The band also consolidated its best ever lineup when founding members Patterson Hood and Mike Cooley brought on fellow North Alabama native Jason Isbell to create a roaring triumvirate of singer-songwriter guitarists, held together by stalwart drummer Brad Morgan and simpatico bassist Shonna Tucker.
The result of three years of change and growth is the Truckers’ best-sounding and most assured recording yet. Despite its title, The Dirty South moves the band up from the pigeonhole of southern rock and finally places them firmly among the great exponents of what can only be called American music.
Oh, there’s a whole mess of regionally inspired melodrama to be found among the fourteen songs here — heaps of agony, piled up, picked over and told about with a deliberate drawl. But there’s also the ecstasy of pure hard rock — the urge to obliterate all the crap in one big sonic boom. “Turn it up to 10 and rip off the knob,” Hood instructs.

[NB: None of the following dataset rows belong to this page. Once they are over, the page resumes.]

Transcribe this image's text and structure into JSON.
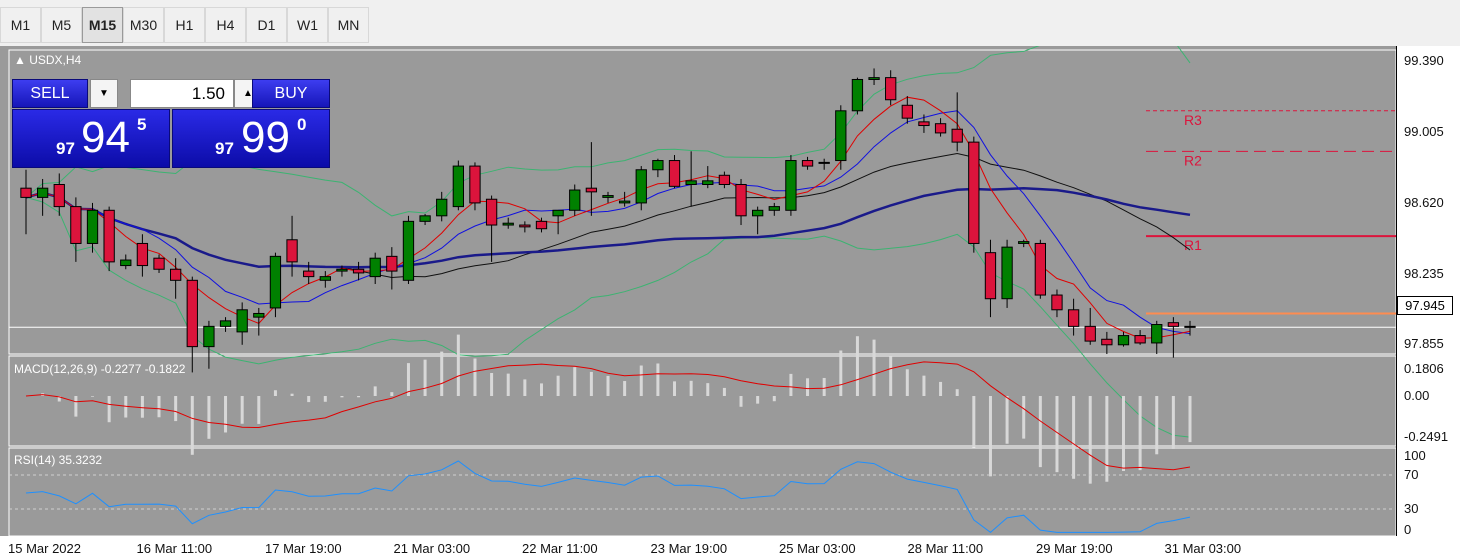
{
  "timeframes": [
    {
      "label": "M1",
      "active": false
    },
    {
      "label": "M5",
      "active": false
    },
    {
      "label": "M15",
      "active": true
    },
    {
      "label": "M30",
      "active": false
    },
    {
      "label": "H1",
      "active": false
    },
    {
      "label": "H4",
      "active": false
    },
    {
      "label": "D1",
      "active": false
    },
    {
      "label": "W1",
      "active": false
    },
    {
      "label": "MN",
      "active": false
    }
  ],
  "chart": {
    "symbol_label": "USDX,H4",
    "current_price": "97.945",
    "price_ticks": [
      "99.390",
      "99.005",
      "98.620",
      "98.235",
      "97.855"
    ],
    "pivot_labels": [
      "R3",
      "R2",
      "R1"
    ],
    "time_labels": [
      "15 Mar 2022",
      "16 Mar 11:00",
      "17 Mar 19:00",
      "21 Mar 03:00",
      "22 Mar 11:00",
      "23 Mar 19:00",
      "25 Mar 03:00",
      "28 Mar 11:00",
      "29 Mar 19:00",
      "31 Mar 03:00"
    ],
    "colors": {
      "background": "#9a9a9a",
      "bull": "#008000",
      "bear": "#dc143c",
      "macd_hist": "#d8d8d8",
      "macd_signal": "#e00000",
      "rsi": "#1e90ff",
      "pivot_r": "#dc143c",
      "pivot_pp": "#ff8c50"
    }
  },
  "trade_panel": {
    "sell_label": "SELL",
    "buy_label": "BUY",
    "lot_value": "1.50",
    "sell_price_prefix": "97",
    "sell_price_big": "94",
    "sell_price_sup": "5",
    "buy_price_prefix": "97",
    "buy_price_big": "99",
    "buy_price_sup": "0"
  },
  "macd": {
    "label": "MACD(12,26,9) -0.2277 -0.1822",
    "ticks": [
      "0.1806",
      "0.00",
      "-0.2491"
    ]
  },
  "rsi": {
    "label": "RSI(14) 35.3232",
    "ticks": [
      "100",
      "70",
      "30",
      "0"
    ]
  },
  "chart_data": {
    "type": "candlestick",
    "title": "USDX,H4",
    "ylim": [
      97.8,
      99.45
    ],
    "candles": [
      {
        "o": 98.7,
        "h": 98.8,
        "l": 98.45,
        "c": 98.65
      },
      {
        "o": 98.65,
        "h": 98.75,
        "l": 98.55,
        "c": 98.7
      },
      {
        "o": 98.72,
        "h": 98.78,
        "l": 98.55,
        "c": 98.6
      },
      {
        "o": 98.6,
        "h": 98.65,
        "l": 98.3,
        "c": 98.4
      },
      {
        "o": 98.4,
        "h": 98.62,
        "l": 98.35,
        "c": 98.58
      },
      {
        "o": 98.58,
        "h": 98.6,
        "l": 98.25,
        "c": 98.3
      },
      {
        "o": 98.28,
        "h": 98.34,
        "l": 98.26,
        "c": 98.31
      },
      {
        "o": 98.4,
        "h": 98.45,
        "l": 98.22,
        "c": 98.28
      },
      {
        "o": 98.32,
        "h": 98.34,
        "l": 98.24,
        "c": 98.26
      },
      {
        "o": 98.26,
        "h": 98.32,
        "l": 98.1,
        "c": 98.2
      },
      {
        "o": 98.2,
        "h": 98.22,
        "l": 97.7,
        "c": 97.84
      },
      {
        "o": 97.84,
        "h": 97.98,
        "l": 97.72,
        "c": 97.95
      },
      {
        "o": 97.95,
        "h": 98.0,
        "l": 97.92,
        "c": 97.98
      },
      {
        "o": 97.92,
        "h": 98.08,
        "l": 97.85,
        "c": 98.04
      },
      {
        "o": 98.0,
        "h": 98.05,
        "l": 97.9,
        "c": 98.02
      },
      {
        "o": 98.05,
        "h": 98.35,
        "l": 98.0,
        "c": 98.33
      },
      {
        "o": 98.42,
        "h": 98.55,
        "l": 98.22,
        "c": 98.3
      },
      {
        "o": 98.25,
        "h": 98.3,
        "l": 98.18,
        "c": 98.22
      },
      {
        "o": 98.2,
        "h": 98.25,
        "l": 98.16,
        "c": 98.22
      },
      {
        "o": 98.25,
        "h": 98.28,
        "l": 98.22,
        "c": 98.26
      },
      {
        "o": 98.26,
        "h": 98.3,
        "l": 98.2,
        "c": 98.24
      },
      {
        "o": 98.22,
        "h": 98.35,
        "l": 98.18,
        "c": 98.32
      },
      {
        "o": 98.33,
        "h": 98.38,
        "l": 98.15,
        "c": 98.25
      },
      {
        "o": 98.2,
        "h": 98.55,
        "l": 98.18,
        "c": 98.52
      },
      {
        "o": 98.52,
        "h": 98.56,
        "l": 98.5,
        "c": 98.55
      },
      {
        "o": 98.55,
        "h": 98.68,
        "l": 98.52,
        "c": 98.64
      },
      {
        "o": 98.6,
        "h": 98.85,
        "l": 98.58,
        "c": 98.82
      },
      {
        "o": 98.82,
        "h": 98.84,
        "l": 98.58,
        "c": 98.62
      },
      {
        "o": 98.64,
        "h": 98.66,
        "l": 98.3,
        "c": 98.5
      },
      {
        "o": 98.5,
        "h": 98.54,
        "l": 98.48,
        "c": 98.51
      },
      {
        "o": 98.5,
        "h": 98.52,
        "l": 98.46,
        "c": 98.49
      },
      {
        "o": 98.52,
        "h": 98.54,
        "l": 98.46,
        "c": 98.48
      },
      {
        "o": 98.55,
        "h": 98.58,
        "l": 98.45,
        "c": 98.58
      },
      {
        "o": 98.58,
        "h": 98.72,
        "l": 98.55,
        "c": 98.69
      },
      {
        "o": 98.7,
        "h": 98.95,
        "l": 98.55,
        "c": 98.68
      },
      {
        "o": 98.65,
        "h": 98.68,
        "l": 98.62,
        "c": 98.66
      },
      {
        "o": 98.62,
        "h": 98.68,
        "l": 98.6,
        "c": 98.63
      },
      {
        "o": 98.62,
        "h": 98.82,
        "l": 98.58,
        "c": 98.8
      },
      {
        "o": 98.8,
        "h": 98.86,
        "l": 98.76,
        "c": 98.85
      },
      {
        "o": 98.85,
        "h": 98.88,
        "l": 98.7,
        "c": 98.71
      },
      {
        "o": 98.72,
        "h": 98.9,
        "l": 98.6,
        "c": 98.74
      },
      {
        "o": 98.72,
        "h": 98.82,
        "l": 98.7,
        "c": 98.74
      },
      {
        "o": 98.77,
        "h": 98.79,
        "l": 98.7,
        "c": 98.72
      },
      {
        "o": 98.72,
        "h": 98.75,
        "l": 98.5,
        "c": 98.55
      },
      {
        "o": 98.55,
        "h": 98.6,
        "l": 98.45,
        "c": 98.58
      },
      {
        "o": 98.58,
        "h": 98.62,
        "l": 98.55,
        "c": 98.6
      },
      {
        "o": 98.58,
        "h": 98.88,
        "l": 98.55,
        "c": 98.85
      },
      {
        "o": 98.85,
        "h": 98.87,
        "l": 98.8,
        "c": 98.82
      },
      {
        "o": 98.84,
        "h": 98.86,
        "l": 98.8,
        "c": 98.84
      },
      {
        "o": 98.85,
        "h": 99.15,
        "l": 98.8,
        "c": 99.12
      },
      {
        "o": 99.12,
        "h": 99.3,
        "l": 99.1,
        "c": 99.29
      },
      {
        "o": 99.29,
        "h": 99.35,
        "l": 99.26,
        "c": 99.3
      },
      {
        "o": 99.3,
        "h": 99.34,
        "l": 99.15,
        "c": 99.18
      },
      {
        "o": 99.15,
        "h": 99.2,
        "l": 99.05,
        "c": 99.08
      },
      {
        "o": 99.06,
        "h": 99.1,
        "l": 99.0,
        "c": 99.04
      },
      {
        "o": 99.05,
        "h": 99.08,
        "l": 98.98,
        "c": 99.0
      },
      {
        "o": 99.02,
        "h": 99.22,
        "l": 98.9,
        "c": 98.95
      },
      {
        "o": 98.95,
        "h": 98.98,
        "l": 98.35,
        "c": 98.4
      },
      {
        "o": 98.35,
        "h": 98.42,
        "l": 98.0,
        "c": 98.1
      },
      {
        "o": 98.1,
        "h": 98.42,
        "l": 98.05,
        "c": 98.38
      },
      {
        "o": 98.4,
        "h": 98.42,
        "l": 98.38,
        "c": 98.41
      },
      {
        "o": 98.4,
        "h": 98.42,
        "l": 98.1,
        "c": 98.12
      },
      {
        "o": 98.12,
        "h": 98.15,
        "l": 98.0,
        "c": 98.04
      },
      {
        "o": 98.04,
        "h": 98.1,
        "l": 97.9,
        "c": 97.95
      },
      {
        "o": 97.95,
        "h": 98.05,
        "l": 97.85,
        "c": 97.87
      },
      {
        "o": 97.88,
        "h": 97.92,
        "l": 97.8,
        "c": 97.85
      },
      {
        "o": 97.85,
        "h": 97.92,
        "l": 97.84,
        "c": 97.9
      },
      {
        "o": 97.9,
        "h": 97.93,
        "l": 97.85,
        "c": 97.86
      },
      {
        "o": 97.86,
        "h": 97.98,
        "l": 97.8,
        "c": 97.96
      },
      {
        "o": 97.97,
        "h": 98.0,
        "l": 97.78,
        "c": 97.95
      },
      {
        "o": 97.95,
        "h": 97.98,
        "l": 97.9,
        "c": 97.945
      }
    ]
  }
}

You can picture his jester’s grin as the opening track explodes in moonshine-sick yowls from the place “Where The Devil Don’t Stay”. From the first menacing major chords, Cooley’s song kicks in with pounding drums and a relentless, brain-needling slide figure that summons the whole of the Truckers’ sound, and for the first time comes close to replicating the atmospheric thundering of the band’s live shows.
Hood’s elegiac “Tornadoes” comes next, with pianos swelling like storm clouds and an existential survivor’s lament: “It sounded like a train.” Then it’s Isbell’s turn to elevate things with “The Day John Henry Died”, a strumming retelling of the archetypal American fable, with a clever twist that describes the plight of today’s working class.
Cooley offers up “Carl Perkins’ Cadillac”, a dark tale of the music biz disguised as giddy ode to “Mr. Phillips” and the early days of Sun Records. And in “Puttin’ People On The Moon”, “Sands Of Iwo Jima” and “Boys From Alabama”, Hood reels out gritty history lessons about people whose lives rarely get noticed.
But it’s Isbell’s worried bit of hero worship, “Danko/Manuel”, that instinctively places the Truckers in the gothic world The Band once documented so well. It’s a dangerous, mythic place, where bad things happen: Men get pissed, guns get drawn, cars get wrecked — or worse yet, love leaves and only loneliness is left to linger before it all fades to black.
As Leslie Fielder argued in Love And Death In The American Novel, the gothic form has always been employed by the best American writers: “Its machinery and decor translated into metaphors for terror psychological, social and metaphysical.” That the Drive-By Truckers use it so well, reveling in the lurid and shadowy realm they call The Dirty South and making it into the kind of musical theater that’s at the heart of the best rock ‘n’ roll, shows how far the band has come. And it’s another reason to wonder how far they can go from here.